# Photoshop in Illustrator



## subzero (2. November 2004)

Hoi Folks.. 

Ich habe in PS ein einfarbiges Logo (ca. 2000x1500px) entworfen, es sind 2 Flügel um eine moderne Friteuse.
Das ganze soll auf die Schürzen meines Kochclubs, wie mache ich aus der PS Datei jetzt ne druckbare Vektordatei (die die Druckfirma haben will).
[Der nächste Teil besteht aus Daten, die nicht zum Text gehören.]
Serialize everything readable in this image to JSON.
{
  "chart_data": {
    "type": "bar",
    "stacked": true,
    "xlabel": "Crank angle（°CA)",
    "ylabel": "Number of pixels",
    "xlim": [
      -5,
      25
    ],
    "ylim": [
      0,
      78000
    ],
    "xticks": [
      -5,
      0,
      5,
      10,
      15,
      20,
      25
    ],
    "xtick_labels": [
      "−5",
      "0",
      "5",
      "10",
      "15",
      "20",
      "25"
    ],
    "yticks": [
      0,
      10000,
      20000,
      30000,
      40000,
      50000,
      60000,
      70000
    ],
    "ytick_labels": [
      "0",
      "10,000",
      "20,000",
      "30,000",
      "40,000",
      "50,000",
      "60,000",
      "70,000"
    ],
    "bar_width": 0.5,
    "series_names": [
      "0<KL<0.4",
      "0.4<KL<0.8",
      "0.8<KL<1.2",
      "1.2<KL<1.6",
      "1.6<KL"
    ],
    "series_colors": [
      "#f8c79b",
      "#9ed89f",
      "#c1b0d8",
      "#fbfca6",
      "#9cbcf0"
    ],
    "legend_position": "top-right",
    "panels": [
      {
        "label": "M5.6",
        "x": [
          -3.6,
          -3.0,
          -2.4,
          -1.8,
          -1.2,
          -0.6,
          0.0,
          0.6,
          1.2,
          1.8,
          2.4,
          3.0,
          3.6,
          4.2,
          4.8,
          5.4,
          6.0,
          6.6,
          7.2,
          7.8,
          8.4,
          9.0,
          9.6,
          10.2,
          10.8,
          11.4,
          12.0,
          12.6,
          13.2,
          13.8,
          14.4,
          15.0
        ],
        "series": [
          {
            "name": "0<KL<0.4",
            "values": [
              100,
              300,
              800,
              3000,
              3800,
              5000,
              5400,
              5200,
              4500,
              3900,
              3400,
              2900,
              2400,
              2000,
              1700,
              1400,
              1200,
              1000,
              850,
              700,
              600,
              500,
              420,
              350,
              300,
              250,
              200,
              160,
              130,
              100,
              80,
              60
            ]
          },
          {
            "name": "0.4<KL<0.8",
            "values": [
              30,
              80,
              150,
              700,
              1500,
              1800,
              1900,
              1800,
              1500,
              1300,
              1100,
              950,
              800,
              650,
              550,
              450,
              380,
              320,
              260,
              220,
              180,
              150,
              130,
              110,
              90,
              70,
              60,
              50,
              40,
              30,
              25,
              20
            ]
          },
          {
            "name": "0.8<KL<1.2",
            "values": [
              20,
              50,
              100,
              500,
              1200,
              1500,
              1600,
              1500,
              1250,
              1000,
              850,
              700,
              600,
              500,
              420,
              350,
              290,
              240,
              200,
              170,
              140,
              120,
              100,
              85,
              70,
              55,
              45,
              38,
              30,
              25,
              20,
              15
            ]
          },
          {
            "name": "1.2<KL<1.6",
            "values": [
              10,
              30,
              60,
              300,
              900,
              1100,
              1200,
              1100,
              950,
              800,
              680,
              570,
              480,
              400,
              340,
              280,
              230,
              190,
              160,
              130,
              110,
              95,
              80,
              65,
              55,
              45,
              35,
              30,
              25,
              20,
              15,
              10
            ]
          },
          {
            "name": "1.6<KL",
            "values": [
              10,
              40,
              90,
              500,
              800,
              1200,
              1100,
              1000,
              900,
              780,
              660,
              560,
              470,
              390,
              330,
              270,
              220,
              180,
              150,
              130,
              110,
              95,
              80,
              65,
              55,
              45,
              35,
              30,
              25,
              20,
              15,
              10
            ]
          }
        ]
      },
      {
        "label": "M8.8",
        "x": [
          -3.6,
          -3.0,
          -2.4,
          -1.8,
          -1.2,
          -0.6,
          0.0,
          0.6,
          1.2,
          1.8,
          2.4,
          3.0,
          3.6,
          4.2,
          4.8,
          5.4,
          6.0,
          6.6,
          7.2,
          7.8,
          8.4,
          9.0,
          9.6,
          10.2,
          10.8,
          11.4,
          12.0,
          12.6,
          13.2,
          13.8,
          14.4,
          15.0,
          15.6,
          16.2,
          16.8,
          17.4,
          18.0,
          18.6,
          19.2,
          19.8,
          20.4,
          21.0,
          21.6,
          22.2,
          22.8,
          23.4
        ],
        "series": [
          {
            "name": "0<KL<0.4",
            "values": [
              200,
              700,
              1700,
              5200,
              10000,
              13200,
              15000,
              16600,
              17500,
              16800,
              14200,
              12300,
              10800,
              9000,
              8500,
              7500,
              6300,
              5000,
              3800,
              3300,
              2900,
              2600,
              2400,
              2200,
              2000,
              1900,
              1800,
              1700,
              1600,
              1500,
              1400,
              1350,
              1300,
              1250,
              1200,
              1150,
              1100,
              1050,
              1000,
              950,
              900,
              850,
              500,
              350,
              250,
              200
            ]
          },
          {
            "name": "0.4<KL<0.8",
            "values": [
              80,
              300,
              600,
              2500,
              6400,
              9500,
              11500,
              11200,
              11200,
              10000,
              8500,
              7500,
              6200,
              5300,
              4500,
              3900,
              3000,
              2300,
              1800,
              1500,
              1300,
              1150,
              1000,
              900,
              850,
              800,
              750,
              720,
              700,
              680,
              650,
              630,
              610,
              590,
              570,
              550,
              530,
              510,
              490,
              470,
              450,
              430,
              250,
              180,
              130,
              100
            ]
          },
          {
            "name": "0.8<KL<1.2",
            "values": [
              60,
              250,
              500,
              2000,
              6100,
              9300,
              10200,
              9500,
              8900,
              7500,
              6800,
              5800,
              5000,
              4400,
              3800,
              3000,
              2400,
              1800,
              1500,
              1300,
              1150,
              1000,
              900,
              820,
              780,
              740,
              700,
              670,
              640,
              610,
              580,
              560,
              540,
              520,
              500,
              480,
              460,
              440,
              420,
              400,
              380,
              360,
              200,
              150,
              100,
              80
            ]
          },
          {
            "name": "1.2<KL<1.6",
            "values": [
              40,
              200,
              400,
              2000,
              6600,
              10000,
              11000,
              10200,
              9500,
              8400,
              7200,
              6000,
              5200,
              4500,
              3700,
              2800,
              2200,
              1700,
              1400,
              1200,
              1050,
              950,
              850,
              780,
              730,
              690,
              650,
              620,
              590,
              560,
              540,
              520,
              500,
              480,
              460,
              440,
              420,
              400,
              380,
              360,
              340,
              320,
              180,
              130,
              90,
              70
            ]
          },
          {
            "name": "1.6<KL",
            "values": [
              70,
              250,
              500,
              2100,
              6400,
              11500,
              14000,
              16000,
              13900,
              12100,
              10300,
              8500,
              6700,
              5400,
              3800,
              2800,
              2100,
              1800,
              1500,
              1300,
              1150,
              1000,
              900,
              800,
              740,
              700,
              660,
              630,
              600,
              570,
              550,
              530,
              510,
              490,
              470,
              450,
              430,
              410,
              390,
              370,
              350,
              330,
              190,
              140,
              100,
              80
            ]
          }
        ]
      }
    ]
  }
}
Habe mitlerweile schon Ahnung wie der Illustrator , da es wie PS nen Adobe Produkt ist.

Danke für jedliche Hilfe.


----------



## Markus Kolletzky (2. November 2004)

Du hast einen Kochclub? 

Zum Problem: Am Einfachsten und schnellsten dürfte das mit dem
Nachzeichnen-Tool gehen, der automatisiert das gleich.
Noch ne Möglichkeit: Falls der Adobe Streamline zur Hand ist, geht
das mit dem gleichen Verfahren
Oder die dritte Möglichkeit von Onkel Jürgen (auch sehr effektive Möglichkeit):
http://www.tutorials.de/forum/showthread.php?t=175699

Gruss und viel Spass beim Kochen 
Markus


----------